La vita è tornata in paese. Già imboccando via Risorgimento, inizio della zona evacuata a causa della liquefazione, il minimarket è aperto, le auto sono parcheggiate ai lati dalla strada. La tabaccheria si è trasferita in un container, mancano le amate scuole elementari e qualche abitazione, abbattute. Qua e là cumuli di quella sabbia, ormai secca, che è esplosa dalla terra. Poco più in là l’Oratorio Ghisilieri è distrutto, ma il telone che cerca di ripararlo dalle piogge denuncia la caparbietà di chi non lo lascerà morire.

Tanti i simboli. Anche a Sant’Agostino. Il municipio, demolito, ha lasciato il posto a un cumulo, ma tutti sono chiamati a pensare dove nascerà la nuova sede comunale. Le vecchie medie di corso Roma sono lì: se ne deciderà l’impiego, mentre i lavori delle nuove partiranno mercoledì. Oggi inizierà la messa in sicurezza della chiesa: con l’intervento quasi completato del campanile si potrà a inizio settembre riaprire la strada che taglia in due il capoluogo.

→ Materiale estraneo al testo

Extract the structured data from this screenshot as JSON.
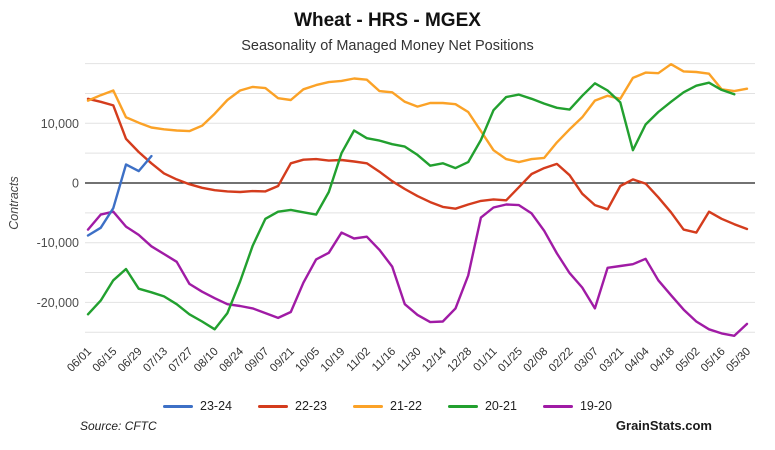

Le fabbriche restano il riflesso di un’economia che impone di fare più in fretta: sono decine gli stabilimenti a terra o danneggiati, come i fienili crollati. Si incontrano sulla strada per Mirabello. E’ ancora impressionante lo squarcio nella chiesa: il terremoto ha letteralmente spaccato il suolo su cui secoli fa correva il fiume, dove però ora si può tornare a transitare. Anche qui non si cede, come dimostra la sommità del torrino del campanile al centro della piazza, ormai un emblema. Almeno quanto lo stemma municipale che è tornato su ciò che è rimasto della torre dell’orologio di Castello Lambertini a Poggio Renatico. L’antico palazzo ora ha un tetto, ad opera dei vigili del fuoco, che hanno coperto anche il basamento del campanile, fatto saltare per salvare la chiesa. I primi passi. I primi cento giorni.